La recherche du mot juste pour désigner la chose, relève chez
Confucius de l’obsessionnel. Peut-être à juste titre d’ailleurs, car il y a la
chose, et son apparence, et on a tôt fait de les confondre. Il faut se garder
d’accoler trop vite un nom à ce que nous voyons, car alors on risquerait de
désigner l’apparence et non l’être. La précipitation à nommer, et, à parler en
général, peut engendrer des conséquences désastreuses. C’est une des raisons pour lesquelles le Maître est
aussi avare en paroles et accorde une si grande importance au silence. «
J’aimerais ne pas parler... »
L’Adam, qui avait été conçu à la réplique et à la
ressemblance de D., possédait par conséquent
un QI supérieur même à celui d’Einstein; les Textes nous disent, qu’il
était en mesure de voir jusqu’à l’extrémité du monde, donc, aussi, jusqu’à la fin des temps. Sa vision limpide
de l’espace-temps; lui-même étant matière animée et pensante grâce au souffle
divin, lui interdisait de commettre une erreur aussi grossière que de désigner
le loup, « agneau ». Il savait que toute
erreur de désignation pouvait entrainer le monde au chaos originel ; son choix
de nom pour les êtres animés se devait d’être parfait. Et surtout immuable. Le
chien,chien, sera chien et s’appellera « chien » pour toujours, et surtout, se
verra attribuer la mission d’un chien, afin qu’il soit et demeure dans le rôle
qui lui était imparti, et afin que l’ordre règne dans l’univers.
D. se place en retrait et observe avec bienveillance l'Adam,
l’être créé à Sa Ressemblance, nommer les créatures vivantes créées par Lui,
non pas, parce qu’Il n’a pas le pouvoir/savoir de le faire, mais pour laisser à
l’homme le soin de diriger le monde qu’il n’a pas construit, et de tenter d'y installer une certaine harmonie.

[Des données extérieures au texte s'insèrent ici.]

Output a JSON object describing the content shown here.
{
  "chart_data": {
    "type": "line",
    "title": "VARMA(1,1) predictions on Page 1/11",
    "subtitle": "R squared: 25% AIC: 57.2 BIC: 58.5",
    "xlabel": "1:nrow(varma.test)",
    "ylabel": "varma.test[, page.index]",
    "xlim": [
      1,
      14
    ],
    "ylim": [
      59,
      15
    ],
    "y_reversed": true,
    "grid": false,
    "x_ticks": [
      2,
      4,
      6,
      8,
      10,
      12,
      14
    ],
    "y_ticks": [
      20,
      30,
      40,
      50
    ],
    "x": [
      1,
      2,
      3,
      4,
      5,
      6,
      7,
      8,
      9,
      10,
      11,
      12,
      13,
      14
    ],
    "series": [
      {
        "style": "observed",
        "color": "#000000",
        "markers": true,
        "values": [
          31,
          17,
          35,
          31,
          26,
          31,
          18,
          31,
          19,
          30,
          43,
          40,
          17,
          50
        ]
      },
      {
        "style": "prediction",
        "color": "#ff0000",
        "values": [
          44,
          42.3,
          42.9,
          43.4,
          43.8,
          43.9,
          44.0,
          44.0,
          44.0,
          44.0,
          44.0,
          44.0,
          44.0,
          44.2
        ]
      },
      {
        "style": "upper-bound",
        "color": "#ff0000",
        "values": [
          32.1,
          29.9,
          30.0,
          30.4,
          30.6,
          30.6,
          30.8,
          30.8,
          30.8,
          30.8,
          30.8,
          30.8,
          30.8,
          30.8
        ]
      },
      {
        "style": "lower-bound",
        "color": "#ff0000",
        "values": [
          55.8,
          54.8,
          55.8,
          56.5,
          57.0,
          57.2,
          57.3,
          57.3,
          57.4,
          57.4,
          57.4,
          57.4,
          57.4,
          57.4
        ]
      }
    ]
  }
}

Adam, en véritable superman, accomplit la tâche de départ qui
consiste à compléter l’œuvre divine en mettant de l'ordre dans l’Univers, qui
vient tout juste de naître, en désignant les choses par leur nom, donc, en
plaçant chaque chose et chaque être à sa place. Les aléas de l’histoire et la
stupidité des hommes vont entrainer une confusion entre le nom et la chose désignée : l’amour
devient perversion, le pouvoir qui se doit d’être au service du
peuple, l’asservit et l’humilie, d’où désordre et misère. Arrive Confucius qui
nous dit que dans une société imparfaite, l’important est : « de rectifier les
noms » … qui se sont pervertis.
Adam a fait du bon boulot ; la meilleure preuve, D. l’a
laissé faire sans intervenir. Il le récompense même pour ce travail en lui
fabriquant une compagne.
Une question demeure irrésolue: en quelle langue Adam désigne
t-il les animaux ?
La tradition juive voit dans l’hébreu, la langue originelle
qui donna naissance aux autres langues. Une étroite parenté entre l’hébreu et
les autres langues a pu être constatée entre les termes se rapportant aux
éléments dont l’usage était connu aux stades primitifs
de la civilisation : nom des planètes et des astres, nom des minéraux, nom des
plantes, désignation des êtres humains (âge, sexe, parties du corps, famille et
parenté), désignation de l’espace et du temps, des nombres et des mesures,
désignation des métiers ou activités primaires, de la guerre et des armes et, bien entendu … nom des animaux. La démonstration
serait longue et n’apporte rien à notre sujet. Il est donc plus que vraisemblable
qu’Adam ait nommé les animaux en hébreu.
Mais ce sont là des
chinoiseries juives. Une chose est certaine: Confucius s’inscrit en droite
ligne de l’Adam pointilleux dans la désignation des choses et des êtres pour
qu’un minimum d’ordre règne dans l’univers. Il faut rectifier les noms !!